The so-called German Christian movement injected
Nazi ideology into Christianity, denying the Jewish
ancestry of Jesus, denigrating the Hebrew scriptures,
trying to create a Christianity that was Aryan,
German, manly, and anti-Jewish, said Bergen.
Within 10 years of its inception, the German
Christian movement controlled theological education
as well as regional church government, affecting all
Protestants, even members of the Confessing
Church, the group opposing the German Christian
movement. As for the Catholic clergy who might have
opposed the Nazis, the 1933 Concordat with the
Vatican pulled the rug out from under Catholic
political opposition, said Bergen.
A history of Christian anti-Jewishness laid the
groundwork for the virulent anti-Semitism of the Nazi
years, and the statistical and institutional presence
of Christians in the Third Reich was strong.
Not all Christians were Nazi perpetrators,
but all the perpetrators were in some sense
Christians, said Bergen. The question of
whether the Nazis were Christians is an important one
to consider in coming to a responsible understanding
of the past. She challenged her audience to
look at recent examples of genocidal
atrocitiesthose in Rwanda, for example
and examine the involvement of Christians in those
killings. These troubling issues are critical
for all people of faith.
An associate professor of history at Notre Dame,
Bergen teaches courses on modern Germany, European
history, European women's history, and the Holocaust.
She is the author of Twisted Cross: The German
Christian Movement in the Third Reich, published
by the University of North Carolina Press in 1996,
and has also written numerous articles and essays on
issues related to religion, ethnicity, and gender in
the Nazi era in Europe.
Bergen is presently completing a study of German
military chaplains in World War II. She is also
working on a short textbook entitled Race and
Space: Nazism, War, and the Holocaust as
well as on a project about the ethnic German
communities of eastern Europe and their roles in the
Second World War.
Bergen earned her B.A. degree at the University of
Saskatchewan, Canada, and her M.A. degree at the
University of Alberta, also in Canada, and received
the Ph.D. from the University of North Carolina at
Chapel Hill in 1991. She has taught at the University
of Vermont and has lectured in the United States and
Europe.
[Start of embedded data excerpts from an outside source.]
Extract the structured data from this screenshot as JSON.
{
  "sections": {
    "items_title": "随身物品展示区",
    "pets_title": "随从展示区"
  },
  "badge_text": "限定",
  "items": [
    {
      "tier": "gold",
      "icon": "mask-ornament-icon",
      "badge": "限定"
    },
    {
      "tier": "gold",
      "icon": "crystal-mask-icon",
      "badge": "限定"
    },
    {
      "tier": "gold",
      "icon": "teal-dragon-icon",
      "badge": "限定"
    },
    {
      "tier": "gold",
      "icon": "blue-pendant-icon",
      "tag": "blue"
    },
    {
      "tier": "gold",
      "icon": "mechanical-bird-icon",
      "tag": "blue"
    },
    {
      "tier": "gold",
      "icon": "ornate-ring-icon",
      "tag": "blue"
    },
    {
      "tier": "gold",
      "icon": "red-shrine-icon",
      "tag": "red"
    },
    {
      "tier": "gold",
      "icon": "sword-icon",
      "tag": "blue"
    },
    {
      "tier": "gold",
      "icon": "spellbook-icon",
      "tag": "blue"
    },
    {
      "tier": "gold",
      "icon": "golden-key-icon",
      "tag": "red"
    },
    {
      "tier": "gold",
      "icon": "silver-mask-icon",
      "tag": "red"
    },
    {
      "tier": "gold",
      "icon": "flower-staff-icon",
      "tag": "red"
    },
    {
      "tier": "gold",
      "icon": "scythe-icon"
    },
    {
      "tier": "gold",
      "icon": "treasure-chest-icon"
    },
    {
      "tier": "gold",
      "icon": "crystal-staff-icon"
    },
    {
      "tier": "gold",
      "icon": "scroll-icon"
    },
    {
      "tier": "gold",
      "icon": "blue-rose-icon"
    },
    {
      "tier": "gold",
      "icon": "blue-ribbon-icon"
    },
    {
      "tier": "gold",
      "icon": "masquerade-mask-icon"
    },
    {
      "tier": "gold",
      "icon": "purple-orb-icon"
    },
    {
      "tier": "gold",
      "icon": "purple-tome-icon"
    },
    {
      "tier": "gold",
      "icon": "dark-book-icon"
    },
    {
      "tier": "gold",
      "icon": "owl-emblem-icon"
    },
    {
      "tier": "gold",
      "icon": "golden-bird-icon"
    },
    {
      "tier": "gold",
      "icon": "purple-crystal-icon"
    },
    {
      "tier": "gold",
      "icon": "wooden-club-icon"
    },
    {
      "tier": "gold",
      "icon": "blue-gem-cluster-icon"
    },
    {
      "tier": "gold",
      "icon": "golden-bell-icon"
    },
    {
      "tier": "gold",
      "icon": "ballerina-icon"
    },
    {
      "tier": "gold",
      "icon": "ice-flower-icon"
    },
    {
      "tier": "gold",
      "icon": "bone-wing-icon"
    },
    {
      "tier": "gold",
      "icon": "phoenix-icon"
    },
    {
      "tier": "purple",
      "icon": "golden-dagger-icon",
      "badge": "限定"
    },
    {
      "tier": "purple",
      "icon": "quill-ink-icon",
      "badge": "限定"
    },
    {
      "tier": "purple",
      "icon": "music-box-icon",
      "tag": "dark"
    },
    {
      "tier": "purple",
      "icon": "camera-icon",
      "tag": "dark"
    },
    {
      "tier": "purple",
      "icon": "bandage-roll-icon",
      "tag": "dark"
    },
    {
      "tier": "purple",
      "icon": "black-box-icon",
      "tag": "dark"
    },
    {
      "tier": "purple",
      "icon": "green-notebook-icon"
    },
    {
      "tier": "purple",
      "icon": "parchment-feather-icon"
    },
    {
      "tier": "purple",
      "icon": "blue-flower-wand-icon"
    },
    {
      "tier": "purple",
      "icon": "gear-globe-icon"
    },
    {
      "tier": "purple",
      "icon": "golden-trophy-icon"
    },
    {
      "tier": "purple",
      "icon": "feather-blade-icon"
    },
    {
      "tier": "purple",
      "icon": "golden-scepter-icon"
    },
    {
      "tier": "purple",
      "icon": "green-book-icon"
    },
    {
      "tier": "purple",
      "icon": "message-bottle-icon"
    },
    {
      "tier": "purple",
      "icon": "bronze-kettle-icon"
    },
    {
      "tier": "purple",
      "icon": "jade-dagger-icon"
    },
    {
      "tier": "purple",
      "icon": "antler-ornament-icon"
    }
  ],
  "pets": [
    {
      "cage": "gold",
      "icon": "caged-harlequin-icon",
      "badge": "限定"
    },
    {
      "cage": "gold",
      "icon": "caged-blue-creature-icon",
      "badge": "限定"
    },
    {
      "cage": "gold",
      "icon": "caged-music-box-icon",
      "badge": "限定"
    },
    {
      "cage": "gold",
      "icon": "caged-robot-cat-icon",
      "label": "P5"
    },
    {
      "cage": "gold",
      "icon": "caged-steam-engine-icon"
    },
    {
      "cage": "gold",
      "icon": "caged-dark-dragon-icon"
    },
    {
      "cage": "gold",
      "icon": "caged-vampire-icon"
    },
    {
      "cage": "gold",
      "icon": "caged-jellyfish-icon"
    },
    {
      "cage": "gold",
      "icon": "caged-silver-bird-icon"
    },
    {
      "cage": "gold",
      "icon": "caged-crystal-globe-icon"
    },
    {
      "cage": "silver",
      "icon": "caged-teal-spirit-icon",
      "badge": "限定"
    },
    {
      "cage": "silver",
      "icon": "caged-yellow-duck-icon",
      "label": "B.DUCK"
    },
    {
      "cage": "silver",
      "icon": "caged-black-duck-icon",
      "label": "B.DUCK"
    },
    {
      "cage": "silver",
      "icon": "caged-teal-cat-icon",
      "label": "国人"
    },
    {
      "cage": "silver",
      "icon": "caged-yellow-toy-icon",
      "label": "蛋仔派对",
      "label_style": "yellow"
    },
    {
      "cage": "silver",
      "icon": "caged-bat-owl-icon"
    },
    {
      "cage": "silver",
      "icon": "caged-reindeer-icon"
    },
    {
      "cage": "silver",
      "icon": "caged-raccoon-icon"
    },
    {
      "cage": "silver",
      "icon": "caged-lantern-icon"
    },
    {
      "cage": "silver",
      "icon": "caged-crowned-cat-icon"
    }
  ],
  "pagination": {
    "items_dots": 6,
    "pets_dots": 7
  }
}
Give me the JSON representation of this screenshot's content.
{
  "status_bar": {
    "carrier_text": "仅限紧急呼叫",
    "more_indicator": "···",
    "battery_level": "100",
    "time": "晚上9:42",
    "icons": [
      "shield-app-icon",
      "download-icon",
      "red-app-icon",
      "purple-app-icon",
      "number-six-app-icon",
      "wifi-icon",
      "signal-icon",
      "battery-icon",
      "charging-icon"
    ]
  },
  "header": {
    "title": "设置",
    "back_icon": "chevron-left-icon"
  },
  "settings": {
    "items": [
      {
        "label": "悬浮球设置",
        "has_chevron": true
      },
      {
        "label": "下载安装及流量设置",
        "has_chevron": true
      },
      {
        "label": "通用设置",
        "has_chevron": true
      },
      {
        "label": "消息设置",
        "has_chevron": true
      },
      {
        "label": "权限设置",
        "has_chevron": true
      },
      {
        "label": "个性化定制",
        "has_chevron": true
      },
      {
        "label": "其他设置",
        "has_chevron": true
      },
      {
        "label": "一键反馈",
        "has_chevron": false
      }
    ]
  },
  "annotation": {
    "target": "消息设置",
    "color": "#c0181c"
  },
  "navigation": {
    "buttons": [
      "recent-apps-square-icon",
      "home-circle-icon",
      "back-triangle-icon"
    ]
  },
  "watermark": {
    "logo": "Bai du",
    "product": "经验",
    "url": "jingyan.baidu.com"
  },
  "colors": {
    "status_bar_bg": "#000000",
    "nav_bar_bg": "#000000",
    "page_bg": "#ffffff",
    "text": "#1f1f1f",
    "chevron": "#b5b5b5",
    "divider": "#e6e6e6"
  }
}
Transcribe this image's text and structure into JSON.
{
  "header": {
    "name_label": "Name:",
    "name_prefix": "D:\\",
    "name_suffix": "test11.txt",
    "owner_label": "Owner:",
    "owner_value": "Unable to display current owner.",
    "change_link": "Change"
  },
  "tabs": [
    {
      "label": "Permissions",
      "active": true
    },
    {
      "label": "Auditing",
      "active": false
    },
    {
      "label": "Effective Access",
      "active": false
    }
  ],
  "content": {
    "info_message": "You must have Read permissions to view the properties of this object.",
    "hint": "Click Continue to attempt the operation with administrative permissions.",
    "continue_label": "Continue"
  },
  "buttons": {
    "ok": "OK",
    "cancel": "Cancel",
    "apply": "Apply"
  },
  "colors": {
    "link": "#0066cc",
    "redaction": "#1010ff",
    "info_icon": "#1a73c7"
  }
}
She is a member of the academic advisory
board of the Center for Advanced Holocaust Studies at
the U.S. Holocaust Memorial Museum in Washington,
D.C., and recently received a grant from the German
Marshall Fund of the United States.
The Joseph T. Stukes Lecture Series brings a
distinguished lecturer in history to Erskine College
each year. This fund was established by students and
colleagues of Dr. Stukes, who served as Professor of
History (1966-74) and Vice President for Academic
Affairs (1966-71) at Erskine College.
Erskine College was founded by the Associate
Reformed Presbyterian Church in 1839 and has been
dedicated to Christian Commitment and
Excellence in Learning for 160 years.